Eyal Lurie Pardes, an instructor at Israel Gay Youth in Jerusalem, is upset about the decision to rate the movie Call Me By Your Name PG-13 in Israel (in the U.S. the movie is rates R). In a post on social media, he explained why it’s important for youth to be exposed to movies like this as part of exploring their sexual identity.
Eyal Lurie Pardes
Sometimes, the LGBTphobia exists in the small details.
You may have heard of the film “Call Me By Your Name” which is considered one of the most important and the most successful LGBT films in recent years. What you may not have heard is that the film was restricted to viewers from the age of 14 and up.
To anyone who saw the film it’s clear that this seems a bit arbitrary – because it does not have full nudity but mainly a romantic summer love story between two men.

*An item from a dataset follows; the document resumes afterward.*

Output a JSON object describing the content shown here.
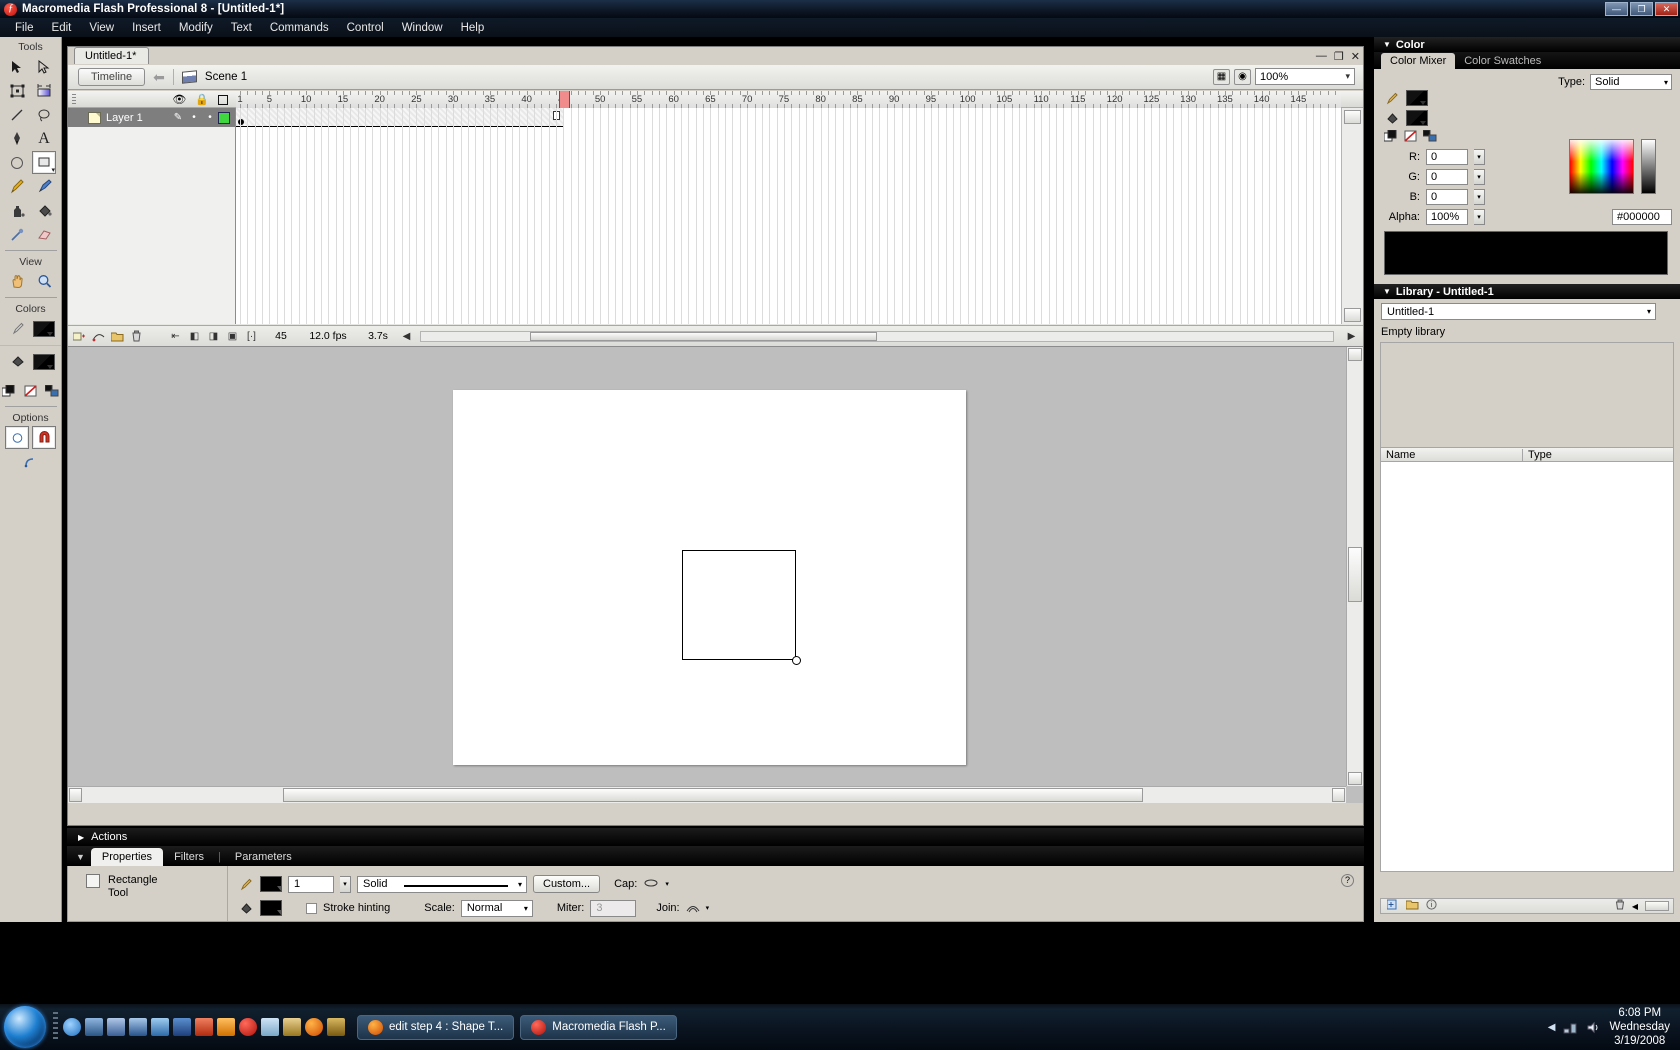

Timothée Chalamet and Armie Hammer in Call Me by Your Name
I don’t know what occurred in the room of the Film Review Board when they discussed the viewing rate of the film. What I do know is that in a long series of cases, when a film contains an LGBT love story, the viewing restriction jumps up like films that have a certain degree of sexuality or violence.

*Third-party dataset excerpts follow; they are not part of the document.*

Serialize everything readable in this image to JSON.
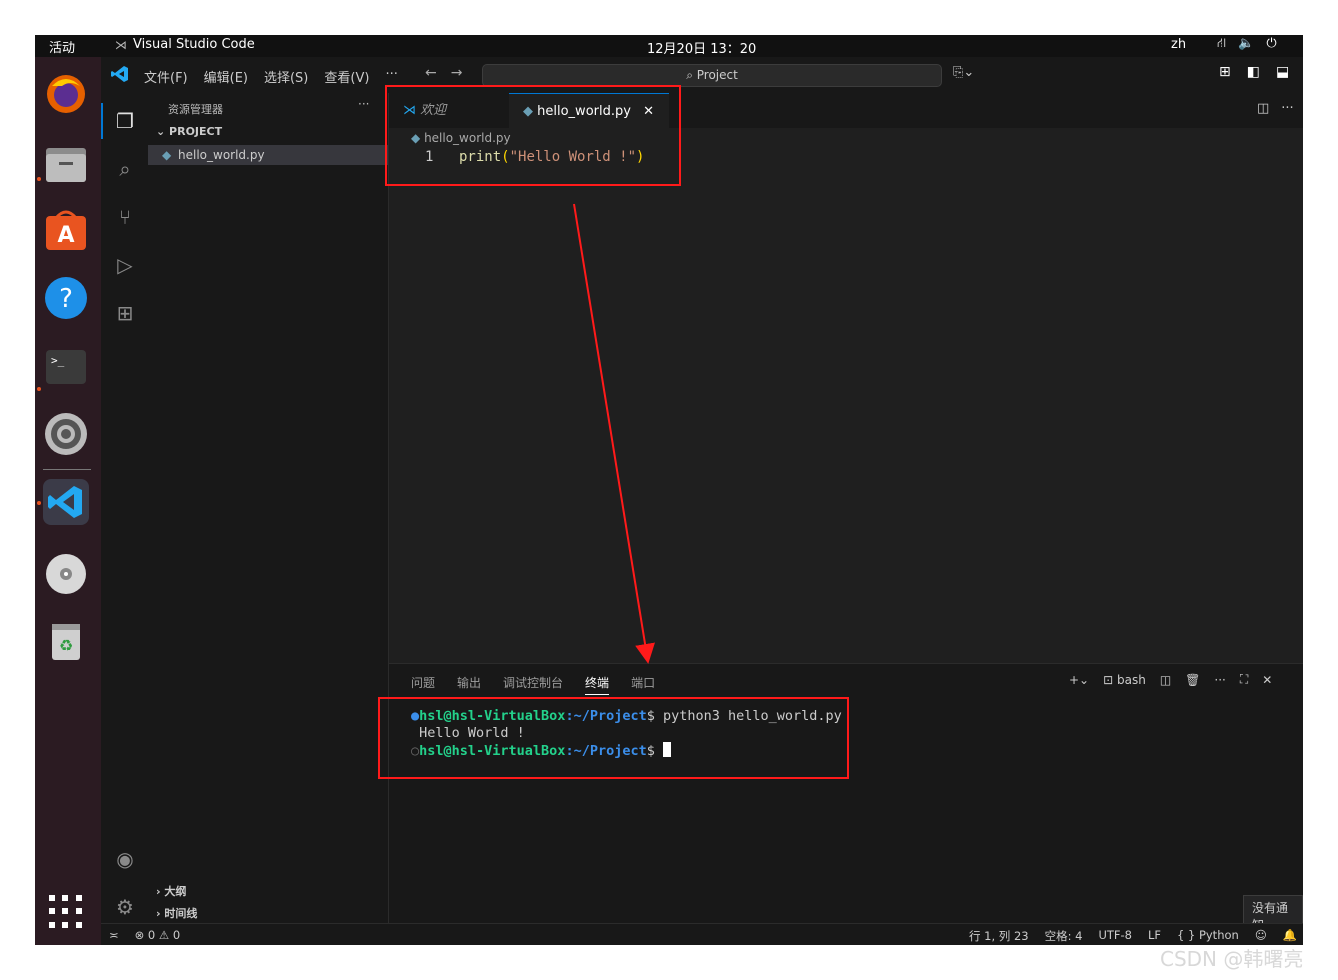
{
  "system": {
    "activities": "活动",
    "app_name": "Visual Studio Code",
    "clock": "12月20日  13：20",
    "lang": "zh"
  },
  "menu": [
    "文件(F)",
    "编辑(E)",
    "选择(S)",
    "查看(V)",
    "···"
  ],
  "search_placeholder": "Project",
  "sidebar": {
    "title": "资源管理器",
    "project": "PROJECT",
    "file": "hello_world.py",
    "outline": "大纲",
    "timeline": "时间线"
  },
  "tabs": {
    "welcome": "欢迎",
    "active": "hello_world.py"
  },
  "breadcrumb": "hello_world.py",
  "editor": {
    "line_number": "1",
    "code_fn": "print",
    "code_open": "(",
    "code_str": "\"Hello World !\"",
    "code_close": ")"
  },
  "panel": {
    "tabs": [
      "问题",
      "输出",
      "调试控制台",
      "终端",
      "端口"
    ],
    "shell": "bash"
  },
  "terminal": {
    "user": "hsl@hsl-VirtualBox",
    "path": ":~/Project",
    "prompt": "$",
    "command": " python3 hello_world.py",
    "output": "Hello World !"
  },
  "status": {
    "problems": "⊗ 0 ⚠ 0",
    "position": "行 1, 列 23",
    "spaces": "空格: 4",
    "encoding": "UTF-8",
    "eol": "LF",
    "language": "{ } Python"
  },
  "notification": "没有通知",
  "watermark": "CSDN @韩曙亮",
  "colors": {
    "highlight": "#ff1a1a",
    "accent": "#0078d4"
  }
}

And why does it bother me?
It bothers me because it preserves the perception I heard from quite a few people when I told them about the ages of students who come to IGY activities: “But how can you tell at this age?” This statement contains within it, subconsciously, the perception that being LGBT is perversion. That it’s abnormal (many people who have told me this are not the community haters, to say the least). They assume that being LGBT is something different, that you must be “an adult” in order to understand it.
It bothers me because it prevents people from understanding things about themselves. Think a second about all the films and series you saw as teenagers – many of them influenced our perception of what romance is, what we are looking for and what not. Isn’t it true that every one of these stories was a love story between a man and a woman?
That is to say, LGBT youth do not have the same experience – there’s no endless list of movies that present a love story between a man and a man or a woman and a woman. There is no story about a princess who found the princess from the other kingdom and they lived happily ever after. And there’s no movie that presents, even for a moment, the question whether you like men or women.
And so, until there is such a film, it is even more important to allow everyone to be exposed to it – to give every boy and girl the opportunity to connect with this story if they feel like it.
So yes, maybe I’ve written here too many small details. But hey – and this is important – we must not forget that many small details create one big default.